The Chinese Communist Party, the world’s largest political organization, no longer has much legitimacy in the eyes of the Chinese people. Although it came to power in 1949 as the leader of the largest and most complex revolution of all, it squandered its great popularity: in rural China because of the famine that followed the Great Leap Forward; among hard-core Communist revolutionaries because of the Cultural Revolution; and, finally, among urban intellectuals and a burgeoning middle class because of the repression at Tiananmen Square in 1989 and the nearly simultaneous collapse of communism in Europe.
The Chinese Communist Party continues to rule through a combination of inertia, improving economic conditions, favorable comparisons with the past, nationalism, and a complex set of inducements and penalties. There is every reason to believe that it will be able to do so for the foreseeable future, despite occasional periods of instability. Taiwan, whose government comes from a similar background (single-party rule by Sun Yat-sen’s political party, the Kuomintang, which Chiang Kaishek inherited), offers strong evidence that the mainland could also slowly evolve into a prosperous, relatively open society. Pressure for democratization will probably become a serious internal issue, if it ever does, only around the year 2010, when some 30 percent of the mainland population might have reached a per capita income of about $4,000. Until then, the bulk of the Chinese population will probably remain content with economic progress, better health care, and other practical concerns.
From the Politburo down, most Chinese now believe in pursuing economic reforms, even if different groups support the reform process for different reasons. There is also something of a consensus on the necessity of maintaining a powerful, independent political authority to implement such reforms. The Chinese leaders are firmly convinced that authoritarian rule is indispensable to the success of their market-driven policies, and there is evidence that the Chinese population accepts this view because of the economic achievements of recent years. In this view, without authoritarian political control, economic reform will rapidly breed new economic interests and corruption, already a serious problem. Long-term success requires some authority capable of occasionally cracking down on corruption, complete with public executions as warnings to others. The more corrupt interests become entrenched, the more resentment against them is likely to generate a cycle of political protest, followed by economic instability. Always before the Chinese leadership is the example of the virtual collapse of the former Soviet Union and the resulting impoverishment of large sectors of the Russian population when authoritarianism was allowed to lapse and the economy was “reformed” in accordance with the theories of American economists.

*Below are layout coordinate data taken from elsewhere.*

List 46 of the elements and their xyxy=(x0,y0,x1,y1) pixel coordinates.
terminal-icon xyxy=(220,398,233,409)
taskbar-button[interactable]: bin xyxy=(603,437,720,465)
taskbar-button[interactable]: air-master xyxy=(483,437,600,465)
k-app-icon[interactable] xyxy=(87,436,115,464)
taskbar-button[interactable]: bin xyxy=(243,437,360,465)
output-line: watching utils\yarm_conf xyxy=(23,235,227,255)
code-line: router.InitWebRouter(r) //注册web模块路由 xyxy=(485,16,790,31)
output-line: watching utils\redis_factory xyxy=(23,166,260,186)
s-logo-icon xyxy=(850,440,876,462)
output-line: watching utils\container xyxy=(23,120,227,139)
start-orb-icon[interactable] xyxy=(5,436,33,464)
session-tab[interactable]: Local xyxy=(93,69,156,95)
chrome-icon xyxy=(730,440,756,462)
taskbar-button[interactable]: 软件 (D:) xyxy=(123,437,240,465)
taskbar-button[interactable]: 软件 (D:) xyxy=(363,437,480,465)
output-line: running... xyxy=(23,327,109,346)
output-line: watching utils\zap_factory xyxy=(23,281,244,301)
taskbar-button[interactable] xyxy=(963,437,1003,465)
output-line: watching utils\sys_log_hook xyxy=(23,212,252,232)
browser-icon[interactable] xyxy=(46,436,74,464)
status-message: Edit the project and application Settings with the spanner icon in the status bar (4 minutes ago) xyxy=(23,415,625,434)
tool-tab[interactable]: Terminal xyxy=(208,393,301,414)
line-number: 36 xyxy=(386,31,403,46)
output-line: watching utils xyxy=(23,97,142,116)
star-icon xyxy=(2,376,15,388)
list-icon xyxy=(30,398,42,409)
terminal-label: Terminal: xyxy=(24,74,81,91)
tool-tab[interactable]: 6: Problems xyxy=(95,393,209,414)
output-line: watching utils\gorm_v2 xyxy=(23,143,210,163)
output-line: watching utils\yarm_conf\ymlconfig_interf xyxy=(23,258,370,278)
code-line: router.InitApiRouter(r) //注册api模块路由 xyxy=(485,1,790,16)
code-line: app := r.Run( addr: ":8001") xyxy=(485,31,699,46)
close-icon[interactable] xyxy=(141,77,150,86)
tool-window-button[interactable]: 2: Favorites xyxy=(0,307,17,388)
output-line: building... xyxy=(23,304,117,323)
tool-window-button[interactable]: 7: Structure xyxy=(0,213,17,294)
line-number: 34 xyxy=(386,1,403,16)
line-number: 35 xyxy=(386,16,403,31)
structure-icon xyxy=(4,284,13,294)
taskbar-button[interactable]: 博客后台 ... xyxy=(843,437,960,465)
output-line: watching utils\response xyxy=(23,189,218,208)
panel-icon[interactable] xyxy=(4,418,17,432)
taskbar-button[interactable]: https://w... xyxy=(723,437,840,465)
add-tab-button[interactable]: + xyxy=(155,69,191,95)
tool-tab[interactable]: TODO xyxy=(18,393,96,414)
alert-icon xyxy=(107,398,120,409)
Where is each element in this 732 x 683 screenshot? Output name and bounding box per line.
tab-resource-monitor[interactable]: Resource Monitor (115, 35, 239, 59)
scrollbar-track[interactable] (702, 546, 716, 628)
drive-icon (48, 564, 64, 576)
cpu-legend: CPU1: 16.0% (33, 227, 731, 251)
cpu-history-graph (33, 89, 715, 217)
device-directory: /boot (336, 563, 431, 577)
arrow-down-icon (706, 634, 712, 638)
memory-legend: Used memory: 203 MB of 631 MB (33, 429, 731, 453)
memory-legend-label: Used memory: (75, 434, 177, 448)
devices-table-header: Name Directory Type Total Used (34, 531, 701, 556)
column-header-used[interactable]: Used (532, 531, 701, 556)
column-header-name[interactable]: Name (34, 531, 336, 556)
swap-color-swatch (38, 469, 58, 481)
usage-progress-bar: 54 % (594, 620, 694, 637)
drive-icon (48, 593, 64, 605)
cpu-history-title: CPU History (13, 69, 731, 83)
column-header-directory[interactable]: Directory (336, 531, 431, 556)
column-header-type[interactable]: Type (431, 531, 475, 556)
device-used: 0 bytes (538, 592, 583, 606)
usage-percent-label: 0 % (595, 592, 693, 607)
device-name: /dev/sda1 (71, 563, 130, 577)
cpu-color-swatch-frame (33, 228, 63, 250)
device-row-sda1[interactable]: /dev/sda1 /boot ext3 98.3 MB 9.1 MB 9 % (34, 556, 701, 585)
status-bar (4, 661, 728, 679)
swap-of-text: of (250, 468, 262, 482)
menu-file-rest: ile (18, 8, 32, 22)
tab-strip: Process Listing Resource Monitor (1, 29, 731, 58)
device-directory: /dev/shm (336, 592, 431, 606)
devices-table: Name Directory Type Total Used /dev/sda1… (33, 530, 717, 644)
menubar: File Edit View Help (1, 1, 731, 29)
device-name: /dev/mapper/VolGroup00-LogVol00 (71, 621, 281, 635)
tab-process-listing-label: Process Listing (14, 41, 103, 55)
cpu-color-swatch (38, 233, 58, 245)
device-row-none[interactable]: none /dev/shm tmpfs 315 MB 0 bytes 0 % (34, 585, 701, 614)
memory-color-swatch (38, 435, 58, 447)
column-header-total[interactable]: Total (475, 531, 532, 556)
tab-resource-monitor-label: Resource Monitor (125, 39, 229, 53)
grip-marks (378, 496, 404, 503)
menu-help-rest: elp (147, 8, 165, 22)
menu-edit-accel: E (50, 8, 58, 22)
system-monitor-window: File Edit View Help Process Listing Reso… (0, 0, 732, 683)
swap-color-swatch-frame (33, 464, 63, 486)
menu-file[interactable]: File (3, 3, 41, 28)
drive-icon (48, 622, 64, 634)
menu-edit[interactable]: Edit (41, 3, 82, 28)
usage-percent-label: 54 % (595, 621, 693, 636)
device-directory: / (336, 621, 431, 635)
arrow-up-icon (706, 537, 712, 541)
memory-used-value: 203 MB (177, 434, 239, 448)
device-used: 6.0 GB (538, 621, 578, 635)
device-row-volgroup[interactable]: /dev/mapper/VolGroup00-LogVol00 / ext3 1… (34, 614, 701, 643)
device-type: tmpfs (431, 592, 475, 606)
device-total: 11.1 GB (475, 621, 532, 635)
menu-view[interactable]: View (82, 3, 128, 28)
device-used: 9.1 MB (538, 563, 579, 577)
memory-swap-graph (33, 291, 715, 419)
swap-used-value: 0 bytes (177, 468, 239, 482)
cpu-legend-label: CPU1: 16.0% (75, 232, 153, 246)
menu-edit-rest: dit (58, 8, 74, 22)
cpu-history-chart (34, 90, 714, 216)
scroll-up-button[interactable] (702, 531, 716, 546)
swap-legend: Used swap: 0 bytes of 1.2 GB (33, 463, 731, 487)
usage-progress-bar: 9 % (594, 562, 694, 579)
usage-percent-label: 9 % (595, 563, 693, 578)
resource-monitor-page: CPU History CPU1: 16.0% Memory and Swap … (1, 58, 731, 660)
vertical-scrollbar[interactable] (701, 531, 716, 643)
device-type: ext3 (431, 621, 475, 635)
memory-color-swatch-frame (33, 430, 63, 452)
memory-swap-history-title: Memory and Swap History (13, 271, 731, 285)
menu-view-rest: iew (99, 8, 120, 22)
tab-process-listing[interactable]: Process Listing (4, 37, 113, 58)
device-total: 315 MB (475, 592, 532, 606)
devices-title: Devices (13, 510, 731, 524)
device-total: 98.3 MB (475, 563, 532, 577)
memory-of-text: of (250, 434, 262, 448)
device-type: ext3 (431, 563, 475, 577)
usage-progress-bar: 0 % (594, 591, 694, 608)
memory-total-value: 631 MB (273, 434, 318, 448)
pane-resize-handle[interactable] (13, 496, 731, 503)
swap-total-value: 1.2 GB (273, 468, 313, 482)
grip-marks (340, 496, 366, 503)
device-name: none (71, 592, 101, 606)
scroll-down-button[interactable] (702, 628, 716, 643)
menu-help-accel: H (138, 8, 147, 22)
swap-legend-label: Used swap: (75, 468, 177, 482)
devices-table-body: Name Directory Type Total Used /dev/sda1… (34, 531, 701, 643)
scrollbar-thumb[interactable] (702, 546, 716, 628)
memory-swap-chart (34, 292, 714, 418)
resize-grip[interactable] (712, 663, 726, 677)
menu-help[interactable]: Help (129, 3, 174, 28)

In general terms, the greatest weakness of the development-state strategy is that it both causes and can be crippled by domestic political turmoil. In the other East Asian economic success stories, turmoil has been kept in check by authoritarian political systems of various sorts, the reasonably equitable distribution of incomes, and the promotion of distinctive “Asian values” focused on condemning the alleged selfishness of Western individualism and sometimes of Western democratic institutions as well. Asian leaders have often argued that democracy undercuts development. Lee Kuan Yew, the legendary first prime minister of the rich city-state of Singapore and a persistent critic of U.S. foreign policy in Southeast Asia, is the most articulate exponent of this view. As Lee has put it, “With few exceptions, democracy has not brought good government to new developing countries. Democracy has not led to development because the governments did not establish [the] stability and discipline necessary for development.”5 It should be noted that in the 1990s, Singapore, which may not be as pleasant a place for an individualist to live, nonetheless has had a higher per capita income ($23,565) than Australia ($19,960), something that lends a certain credibility in Asian eyes to what its leader has had to say.